By Ryan Vlastelica
NEW YORK (Reuters) - Stocks fell on Wednesday after the Federal Reserve voted to extend a program to stimulate the economy, but investors were disappointed the Fed did not offer any clues on further easing.
Trading was volatile after the Fed announcement, with the market oscillating between losses and gains before selling accelerated during Fed Chairman Ben Bernanke's afternoon news conference.
The Fed said it will extend until the end of 2012 Operation Twist, a stimulative program aimed at lowering long-term interest rates by swapping $267 billion in U.S. Treasury securities. The program had been scheduled to end this month.
The benchmark S&P 500 index had risen for four days in a row and accumulated gains of about 7 percent from a five-month low hit earlier in June as many investors anticipated some Fed action to aid the flagging recovery.
While the Fed is "willing to take action if needed, they're not giving enough detail as the market wants.

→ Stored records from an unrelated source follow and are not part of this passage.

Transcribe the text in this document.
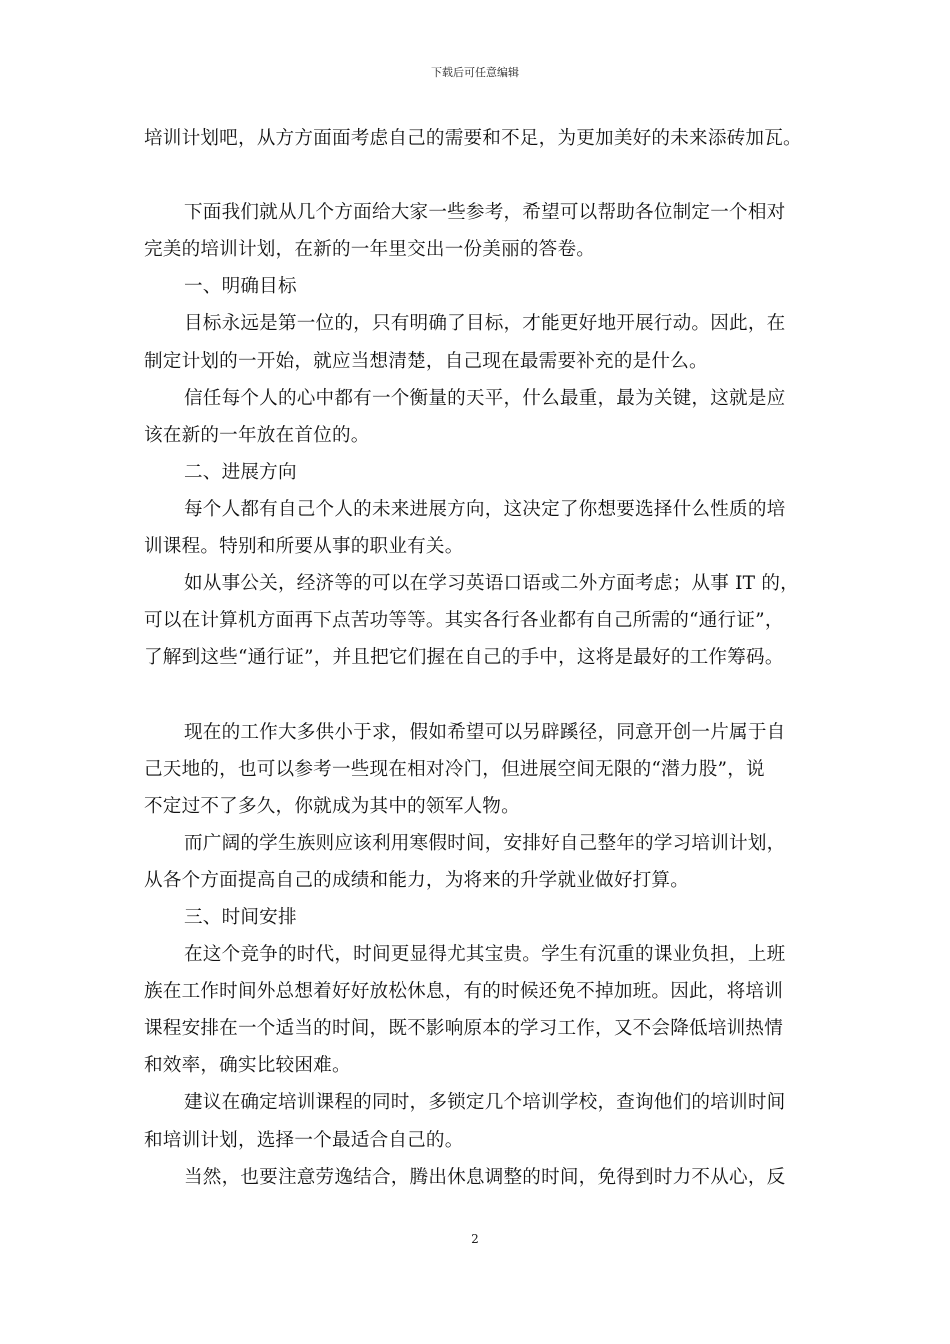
下载后可任意编辑
培训计划吧，从方方面面考虑自己的需要和不足，为更加美好的未来添砖加瓦。
下面我们就从几个方面给大家一些参考，希望可以帮助各位制定一个相对
完美的培训计划，在新的一年里交出一份美丽的答卷。
一、明确目标
目标永远是第一位的，只有明确了目标，才能更好地开展行动。因此，在
制定计划的一开始，就应当想清楚，自己现在最需要补充的是什么。
信任每个人的心中都有一个衡量的天平，什么最重，最为关键，这就是应
该在新的一年放在首位的。
二、进展方向
每个人都有自己个人的未来进展方向，这决定了你想要选择什么性质的培
训课程。特别和所要从事的职业有关。
如从事公关，经济等的可以在学习英语口语或二外方面考虑；从事 IT 的，
可以在计算机方面再下点苦功等等。其实各行各业都有自己所需的“通行证”，
了解到这些“通行证”，并且把它们握在自己的手中，这将是最好的工作筹码。
现在的工作大多供小于求，假如希望可以另辟蹊径，同意开创一片属于自
己天地的，也可以参考一些现在相对冷门，但进展空间无限的“潜力股”，说
不定过不了多久，你就成为其中的领军人物。
而广阔的学生族则应该利用寒假时间，安排好自己整年的学习培训计划，
从各个方面提高自己的成绩和能力，为将来的升学就业做好打算。
三、时间安排
在这个竞争的时代，时间更显得尤其宝贵。学生有沉重的课业负担，上班
族在工作时间外总想着好好放松休息，有的时候还免不掉加班。因此，将培训
课程安排在一个适当的时间，既不影响原本的学习工作，又不会降低培训热情
和效率，确实比较困难。
建议在确定培训课程的同时，多锁定几个培训学校，查询他们的培训时间
和培训计划，选择一个最适合自己的。
当然，也要注意劳逸结合，腾出休息调整的时间，免得到时力不从心，反
2
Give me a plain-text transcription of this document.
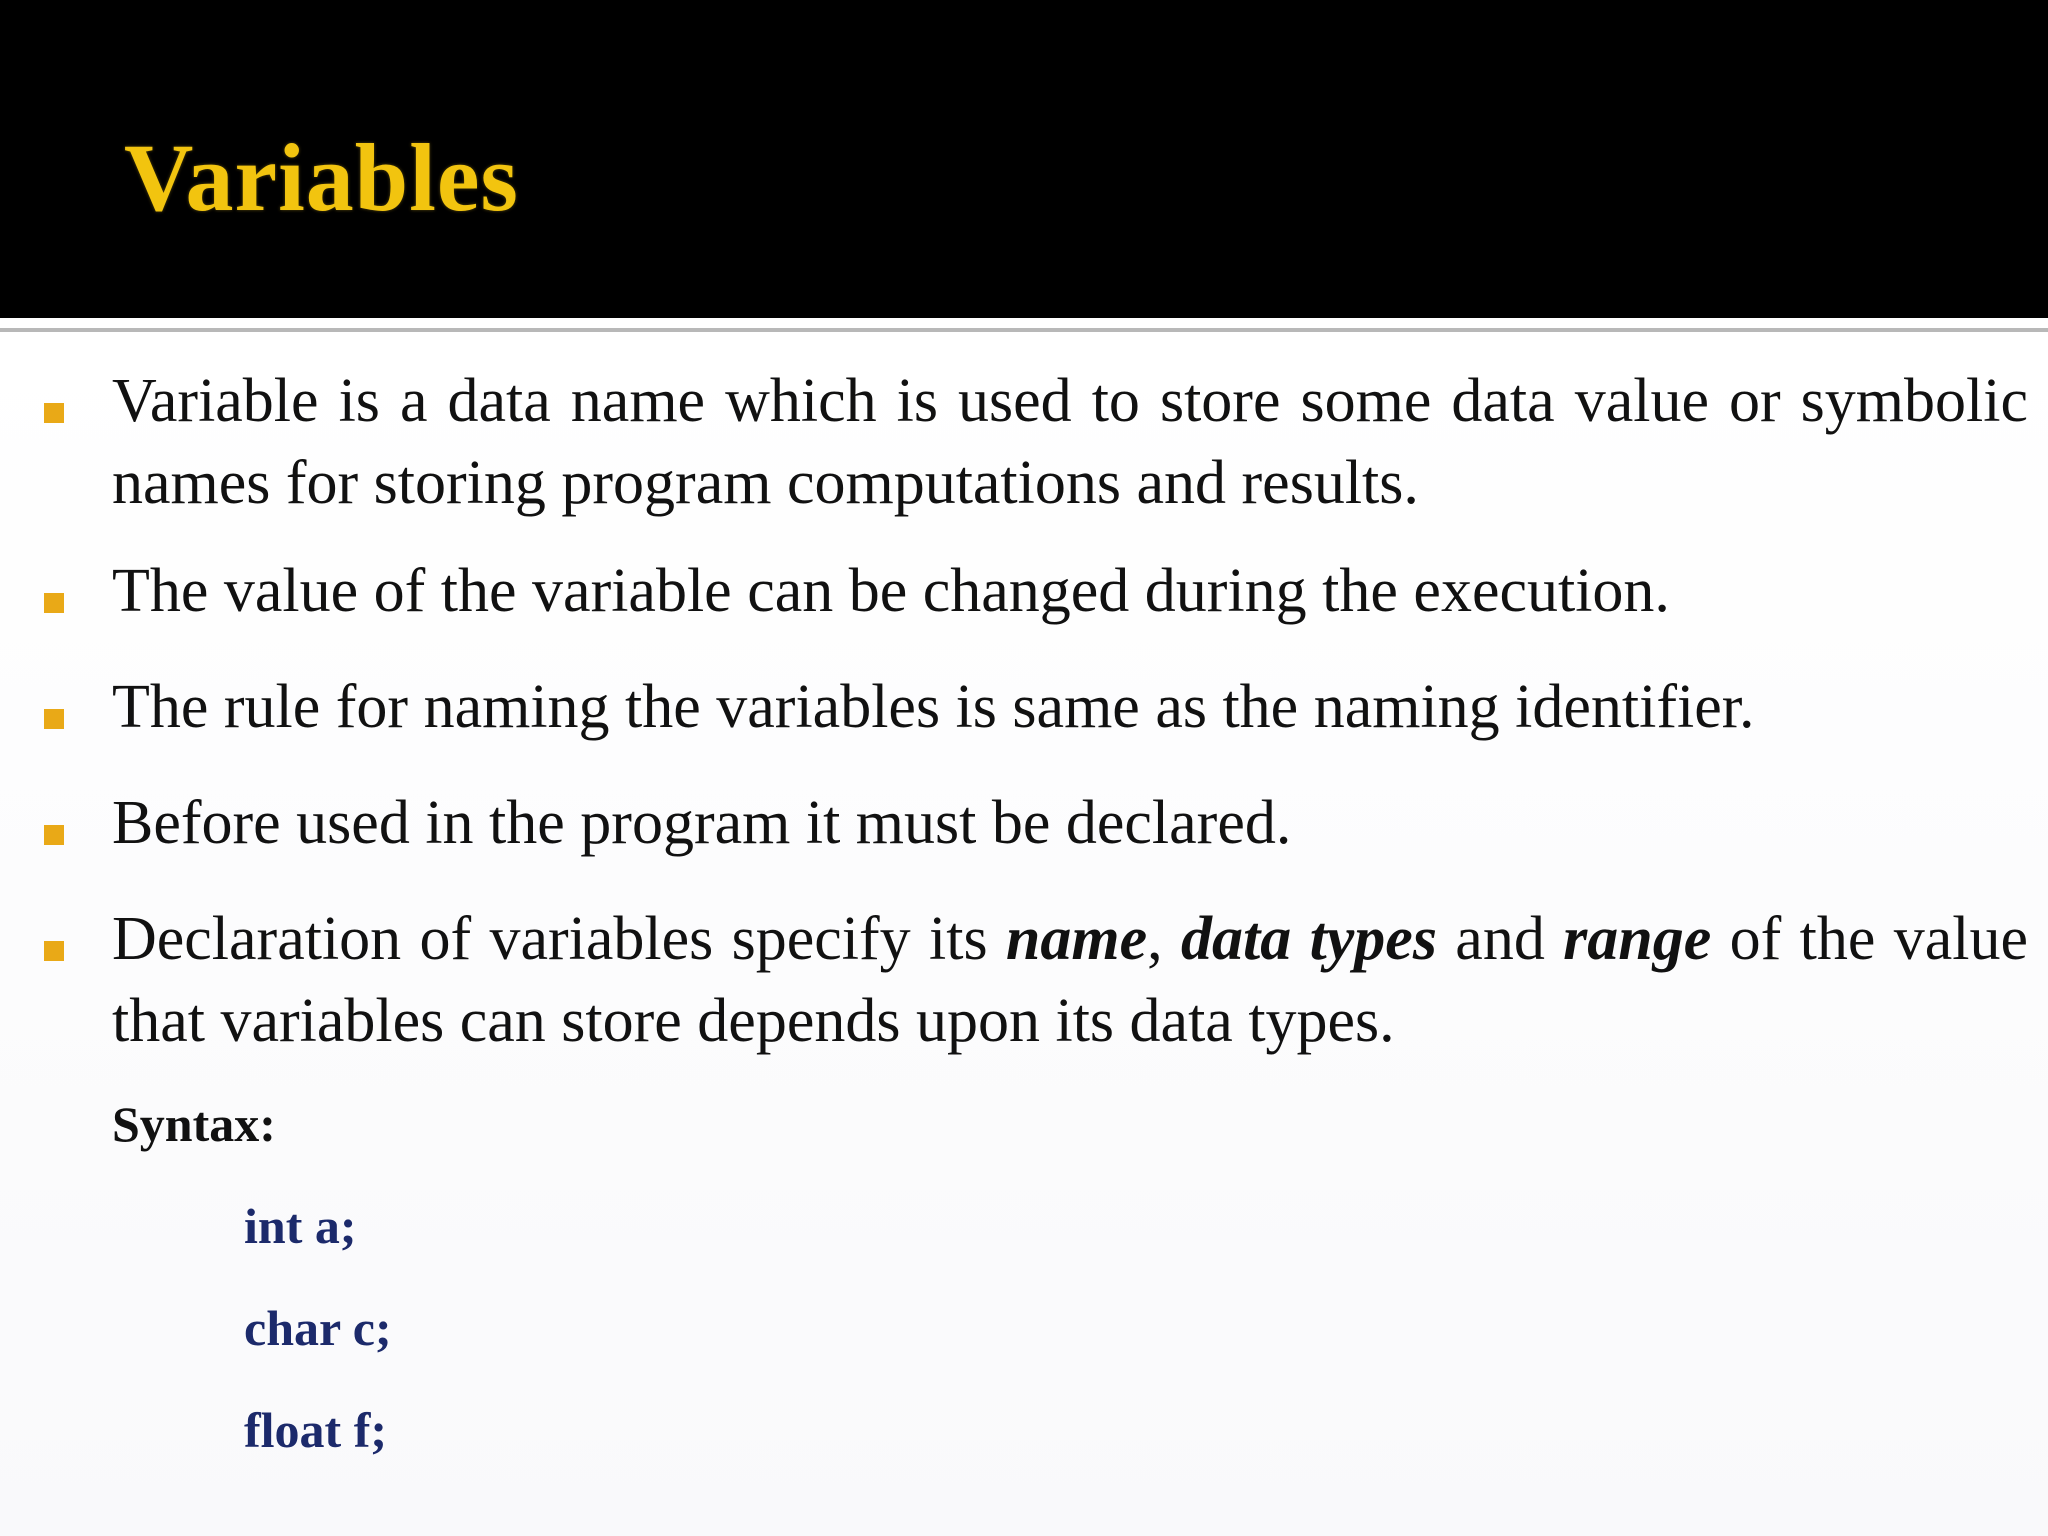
Variables

Variable is a data name which is used to store some data value or symbolic names for storing program computations and results.

The value of the variable can be changed during the execution.

The rule for naming the variables is same as the naming identifier.

Before used in the program it must be declared.

Declaration of variables specify its name, data types and range of the value that variables can store depends upon its data types.

Syntax:

int a;
char c;
float f;
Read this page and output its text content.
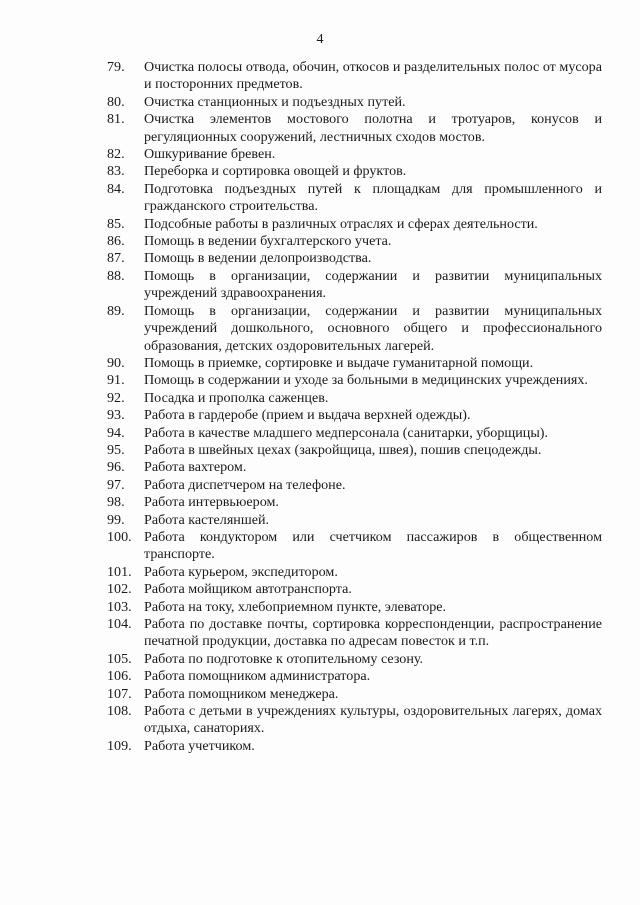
4
79.	Очистка полосы отвода, обочин, откосов и разделительных полос от мусора и посторонних предметов.
80.	Очистка станционных и подъездных путей.
81.	Очистка элементов мостового полотна и тротуаров, конусов и регуляционных сооружений, лестничных сходов мостов.
82.	Ошкуривание бревен.
83.	Переборка и сортировка овощей и фруктов.
84.	Подготовка подъездных путей к площадкам для промышленного и гражданского строительства.
85.	Подсобные работы в различных отраслях и сферах деятельности.
86.	Помощь в ведении бухгалтерского учета.
87.	Помощь в ведении делопроизводства.
88.	Помощь в организации, содержании и развитии муниципальных учреждений здравоохранения.
89.	Помощь в организации, содержании и развитии муниципальных учреждений дошкольного, основного общего и профессионального образования, детских оздоровительных лагерей.
90.	Помощь в приемке, сортировке и выдаче гуманитарной помощи.
91.	Помощь в содержании и уходе за больными в медицинских учреждениях.
92.	Посадка и прополка саженцев.
93.	Работа в гардеробе (прием и выдача верхней одежды).
94.	Работа в качестве младшего медперсонала (санитарки, уборщицы).
95.	Работа в швейных цехах (закройщица, швея), пошив спецодежды.
96.	Работа вахтером.
97.	Работа диспетчером на телефоне.
98.	Работа интервьюером.
99.	Работа кастеляншей.
100. Работа кондуктором или счетчиком пассажиров в общественном транспорте.
101. Работа курьером, экспедитором.
102. Работа мойщиком автотранспорта.
103. Работа на току, хлебоприемном пункте, элеваторе.
104. Работа по доставке почты, сортировка корреспонденции, распространение печатной продукции, доставка по адресам повесток и т.п.
105. Работа по подготовке к отопительному сезону.
106. Работа помощником администратора.
107. Работа помощником менеджера.
108. Работа с детьми в учреждениях культуры, оздоровительных лагерях, домах отдыха, санаториях.
109. Работа учетчиком.
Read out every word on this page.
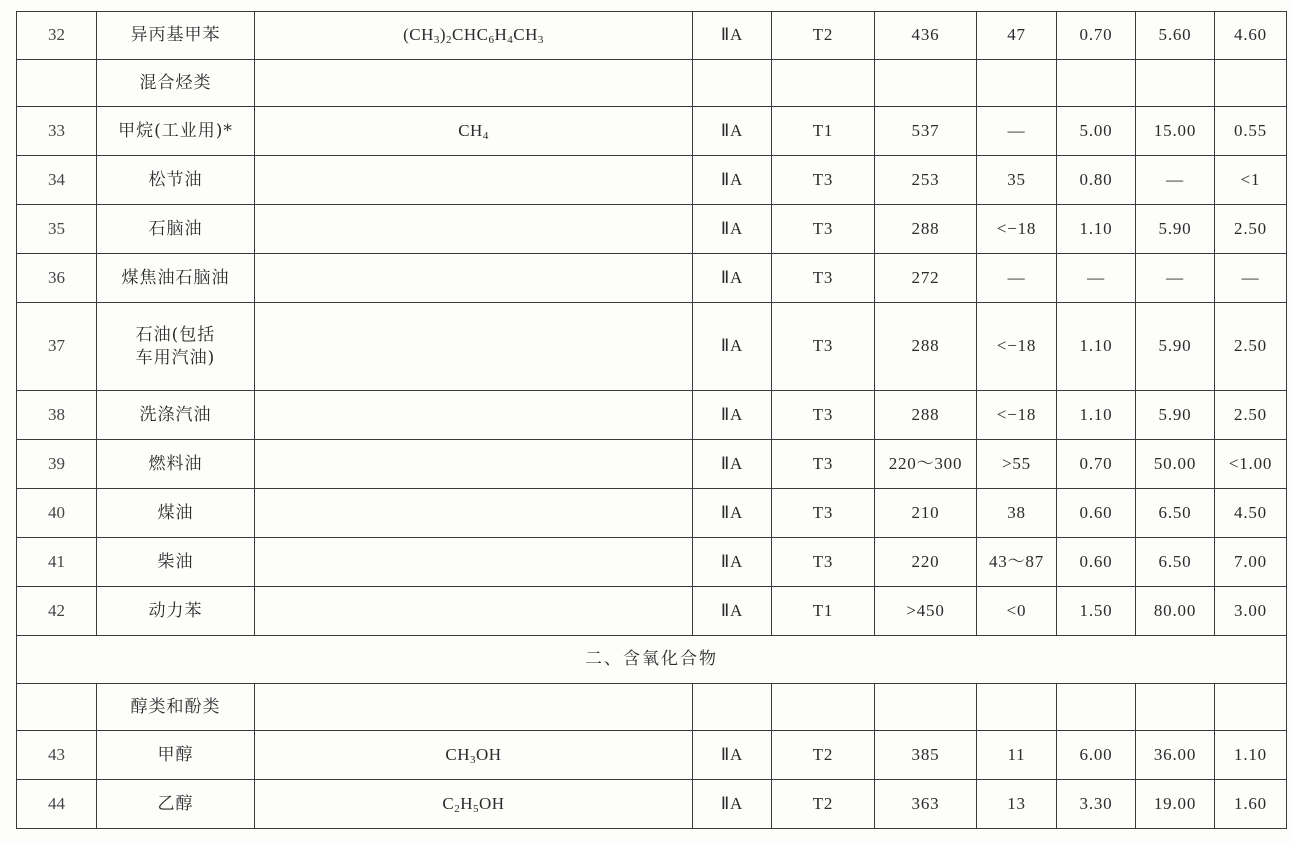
32	异丙基甲苯	$(CH_3)_2CHC_6H_4CH_3$	ⅡA	T2	436	47	0.70	5.60	4.60
	混合烃类								
33	甲烷(工业用)*	$CH_4$	ⅡA	T1	537	—	5.00	15.00	0.55
34	松节油		ⅡA	T3	253	35	0.80	—	<1
35	石脑油		ⅡA	T3	288	<−18	1.10	5.90	2.50
36	煤焦油石脑油		ⅡA	T3	272	—	—	—	—
37	石油(包括
车用汽油)		ⅡA	T3	288	<−18	1.10	5.90	2.50
38	洗涤汽油		ⅡA	T3	288	<−18	1.10	5.90	2.50
39	燃料油		ⅡA	T3	220～300	>55	0.70	50.00	<1.00
40	煤油		ⅡA	T3	210	38	0.60	6.50	4.50
41	柴油		ⅡA	T3	220	43～87	0.60	6.50	7.00
42	动力苯		ⅡA	T1	>450	<0	1.50	80.00	3.00
二、含氧化合物									
	醇类和酚类								
43	甲醇	$CH_3OH$	ⅡA	T2	385	11	6.00	36.00	1.10
44	乙醇	$C_2H_5OH$	ⅡA	T2	363	13	3.30	19.00	1.60
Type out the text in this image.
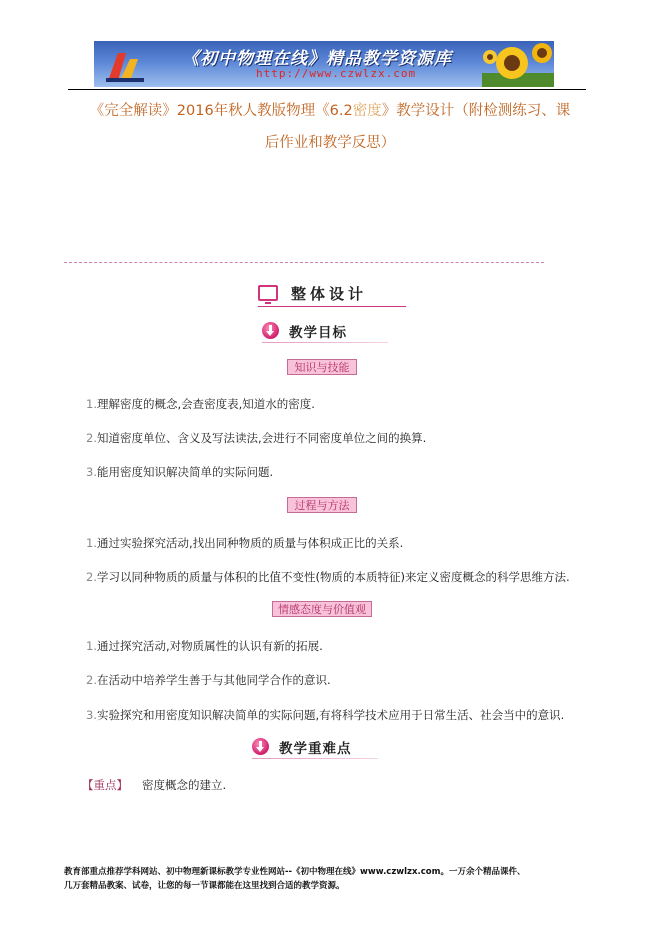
《初中物理在线》精品教学资源库
http://www.czwlzx.com
《完全解读》2016年秋人教版物理《6.2密度》教学设计（附检测练习、课
后作业和教学反思）
整体设计
教学目标
知识与技能
1.理解密度的概念,会查密度表,知道水的密度.
2.知道密度单位、含义及写法读法,会进行不同密度单位之间的换算.
3.能用密度知识解决简单的实际问题.
过程与方法
1.通过实验探究活动,找出同种物质的质量与体积成正比的关系.
2.学习以同种物质的质量与体积的比值不变性(物质的本质特征)来定义密度概念的科学思维方法.
情感态度与价值观
1.通过探究活动,对物质属性的认识有新的拓展.
2.在活动中培养学生善于与其他同学合作的意识.
3.实验探究和用密度知识解决简单的实际问题,有将科学技术应用于日常生活、社会当中的意识.
教学重难点
【重点】 密度概念的建立.
教育部重点推荐学科网站、初中物理新课标教学专业性网站--《初中物理在线》www.czwlzx.com。一万余个精品课件、
几万套精品教案、试卷，让您的每一节课都能在这里找到合适的教学资源。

There's a disconnect between what markets want and what the Fed is willing to commit to," said Alec Young, global equity strategist at S&P Equity Research in New York.
The Dow Jones industrial average was down 87.41 points, or 0.68 percent, at 12,749.92. The Standard & Poor's 500 Index was down 10.55 points, or 0.78 percent, at 1,347.43. The Nasdaq Composite Index was down 15.65 points, or 0.53 percent, at 2,914.11.
Procter & Gamble shares fell 3.3 percent to $60.17 after the world's largest household product maker cut its growth forecasts.
Adobe Systems slid 3.1 percent to $31.86 after the maker of Photoshop and Acrobat software cut its full-year revenue outlook and warned about weak demand in Europe.